8月26日(木)
サンパウロ人文科学研究所は、『消えた移住地を求めて』(小笠原公衛著)を発行した。『ボーダレスになる日本人』(宮尾進著)、『臣道聯盟』(同)に続く「ブラジル日本移民百周年記念『人文研研究叢書』」の第三号。
同著は、総合農業雑誌『アグロ・ナッセンテ』(隔月誌)に一九八二年一・二月号から一九八五年十一・十二月号まで、十九回シリーズで連載された記事に加筆訂正し、序論とあとがきを加えたもの。
かつては優に二千余りもあった日本移民の移住地のほとんどが第二次世界大戦、耕地売却、リーダーの離反脱落など様々な理由で消えていった。名称すらも忘れられた無数の移住地のうちキロンボ植民地、内藤耕地など十八箇所を取り上げて記録した研究レポートだ。
宮尾進顧問は「日本移民の生き方が何だったのか分かるかも。日系社会の人たちに読んでもらいたい」と話す。

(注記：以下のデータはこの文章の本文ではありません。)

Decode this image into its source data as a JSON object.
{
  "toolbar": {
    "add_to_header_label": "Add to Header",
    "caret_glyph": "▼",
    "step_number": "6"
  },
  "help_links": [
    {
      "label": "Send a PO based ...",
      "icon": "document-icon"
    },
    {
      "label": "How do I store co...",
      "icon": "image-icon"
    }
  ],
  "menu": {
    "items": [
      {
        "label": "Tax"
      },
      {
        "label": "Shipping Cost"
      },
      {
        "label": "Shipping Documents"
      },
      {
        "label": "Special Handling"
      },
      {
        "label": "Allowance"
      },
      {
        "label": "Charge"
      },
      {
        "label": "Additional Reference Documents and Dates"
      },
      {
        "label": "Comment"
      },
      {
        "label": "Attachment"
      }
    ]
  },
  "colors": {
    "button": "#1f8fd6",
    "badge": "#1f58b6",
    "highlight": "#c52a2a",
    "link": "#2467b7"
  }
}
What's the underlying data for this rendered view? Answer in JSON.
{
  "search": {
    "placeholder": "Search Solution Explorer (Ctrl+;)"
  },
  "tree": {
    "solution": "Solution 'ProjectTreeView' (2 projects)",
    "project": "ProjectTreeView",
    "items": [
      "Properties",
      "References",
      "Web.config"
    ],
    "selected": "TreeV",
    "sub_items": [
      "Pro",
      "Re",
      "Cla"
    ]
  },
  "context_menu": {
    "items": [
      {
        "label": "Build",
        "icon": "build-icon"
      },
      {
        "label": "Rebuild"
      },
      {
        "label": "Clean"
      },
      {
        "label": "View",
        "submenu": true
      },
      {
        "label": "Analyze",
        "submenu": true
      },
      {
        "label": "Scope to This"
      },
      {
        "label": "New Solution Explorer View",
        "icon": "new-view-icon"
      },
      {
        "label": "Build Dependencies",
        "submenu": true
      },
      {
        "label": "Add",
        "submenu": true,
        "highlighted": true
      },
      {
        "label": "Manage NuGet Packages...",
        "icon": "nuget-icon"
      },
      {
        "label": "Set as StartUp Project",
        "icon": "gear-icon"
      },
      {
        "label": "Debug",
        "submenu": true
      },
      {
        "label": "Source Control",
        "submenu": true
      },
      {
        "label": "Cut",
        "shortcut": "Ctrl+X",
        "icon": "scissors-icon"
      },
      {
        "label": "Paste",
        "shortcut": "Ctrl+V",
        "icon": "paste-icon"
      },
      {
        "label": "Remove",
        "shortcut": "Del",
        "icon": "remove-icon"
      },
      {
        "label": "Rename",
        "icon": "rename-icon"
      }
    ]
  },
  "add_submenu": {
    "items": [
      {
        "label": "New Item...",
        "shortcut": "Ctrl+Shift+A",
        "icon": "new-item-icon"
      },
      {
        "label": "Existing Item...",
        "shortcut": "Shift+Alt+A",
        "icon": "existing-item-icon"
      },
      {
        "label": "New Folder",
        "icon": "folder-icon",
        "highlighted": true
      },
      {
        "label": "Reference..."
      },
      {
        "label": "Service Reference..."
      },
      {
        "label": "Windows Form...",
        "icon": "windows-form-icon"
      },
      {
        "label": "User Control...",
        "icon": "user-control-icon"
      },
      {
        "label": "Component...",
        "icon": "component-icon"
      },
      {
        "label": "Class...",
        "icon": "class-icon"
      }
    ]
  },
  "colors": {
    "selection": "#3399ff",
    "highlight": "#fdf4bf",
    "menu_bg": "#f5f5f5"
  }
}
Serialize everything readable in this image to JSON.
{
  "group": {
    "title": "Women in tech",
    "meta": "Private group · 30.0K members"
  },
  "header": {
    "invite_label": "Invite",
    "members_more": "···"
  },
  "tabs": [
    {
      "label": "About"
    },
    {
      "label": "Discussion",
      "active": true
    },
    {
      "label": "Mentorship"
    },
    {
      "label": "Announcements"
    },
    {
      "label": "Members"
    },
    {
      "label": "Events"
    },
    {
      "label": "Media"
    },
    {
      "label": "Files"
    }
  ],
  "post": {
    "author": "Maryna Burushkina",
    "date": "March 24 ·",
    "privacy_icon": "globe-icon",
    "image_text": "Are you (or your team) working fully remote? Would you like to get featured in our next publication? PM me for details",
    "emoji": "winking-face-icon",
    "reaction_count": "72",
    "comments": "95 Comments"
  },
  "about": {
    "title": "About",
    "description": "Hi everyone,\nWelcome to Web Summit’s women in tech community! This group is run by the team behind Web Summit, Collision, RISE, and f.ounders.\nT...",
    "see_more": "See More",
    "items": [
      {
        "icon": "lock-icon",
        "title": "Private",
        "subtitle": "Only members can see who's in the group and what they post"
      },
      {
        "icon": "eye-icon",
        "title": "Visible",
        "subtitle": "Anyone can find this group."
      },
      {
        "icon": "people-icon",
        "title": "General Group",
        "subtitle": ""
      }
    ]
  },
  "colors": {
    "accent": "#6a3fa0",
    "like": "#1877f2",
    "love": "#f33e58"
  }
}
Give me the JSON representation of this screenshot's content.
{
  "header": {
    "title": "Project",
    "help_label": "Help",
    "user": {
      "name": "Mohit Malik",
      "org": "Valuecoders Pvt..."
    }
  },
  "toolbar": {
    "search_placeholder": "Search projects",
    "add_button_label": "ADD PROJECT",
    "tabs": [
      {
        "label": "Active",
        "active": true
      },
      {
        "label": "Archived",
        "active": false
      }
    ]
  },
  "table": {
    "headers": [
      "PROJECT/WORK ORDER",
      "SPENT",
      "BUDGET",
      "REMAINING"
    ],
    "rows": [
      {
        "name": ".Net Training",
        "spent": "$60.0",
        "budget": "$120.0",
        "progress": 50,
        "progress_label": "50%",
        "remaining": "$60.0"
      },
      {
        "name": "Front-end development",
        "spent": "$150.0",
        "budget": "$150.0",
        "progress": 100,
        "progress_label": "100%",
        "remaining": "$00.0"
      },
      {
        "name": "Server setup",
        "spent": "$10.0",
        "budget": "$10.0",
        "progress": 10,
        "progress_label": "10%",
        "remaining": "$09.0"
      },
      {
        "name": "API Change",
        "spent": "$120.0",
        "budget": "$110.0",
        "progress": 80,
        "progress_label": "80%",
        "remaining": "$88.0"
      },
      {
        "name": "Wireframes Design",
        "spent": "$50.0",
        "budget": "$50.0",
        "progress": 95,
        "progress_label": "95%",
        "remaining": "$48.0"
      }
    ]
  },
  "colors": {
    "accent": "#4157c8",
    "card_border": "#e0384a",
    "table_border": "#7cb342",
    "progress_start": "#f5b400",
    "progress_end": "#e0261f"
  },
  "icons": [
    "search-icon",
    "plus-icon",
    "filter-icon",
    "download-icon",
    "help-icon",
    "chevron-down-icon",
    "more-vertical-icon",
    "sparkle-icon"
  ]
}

日系書店や人文研で三十五レアルで入手可能。また『ボーダレスになる日本人』(三十五レアル)、『臣道聯盟』(二十レアル)も販売している。
また、人文研は移民百周年に向けて今年中に日系社会の文芸作品をまとめた本を出版する予定。
『ブラジル日本移民文学Ⅰ(仮)』は、俳句と短歌について。短歌は清谷益次さんが「〃移民精神史〃への試み(アプローチ)」を、俳句は栢野桂山さんが「俳句と移民」をそれぞれ執筆。
詩、川柳、コロニア文学についてまとめる『ブラジル日本移民文学Ⅱ(仮)』も構想中。
宮尾顧問は「みんな九十歳近い人ばかり。我々にできないファイトで原稿を書いてくださっている」と感心している。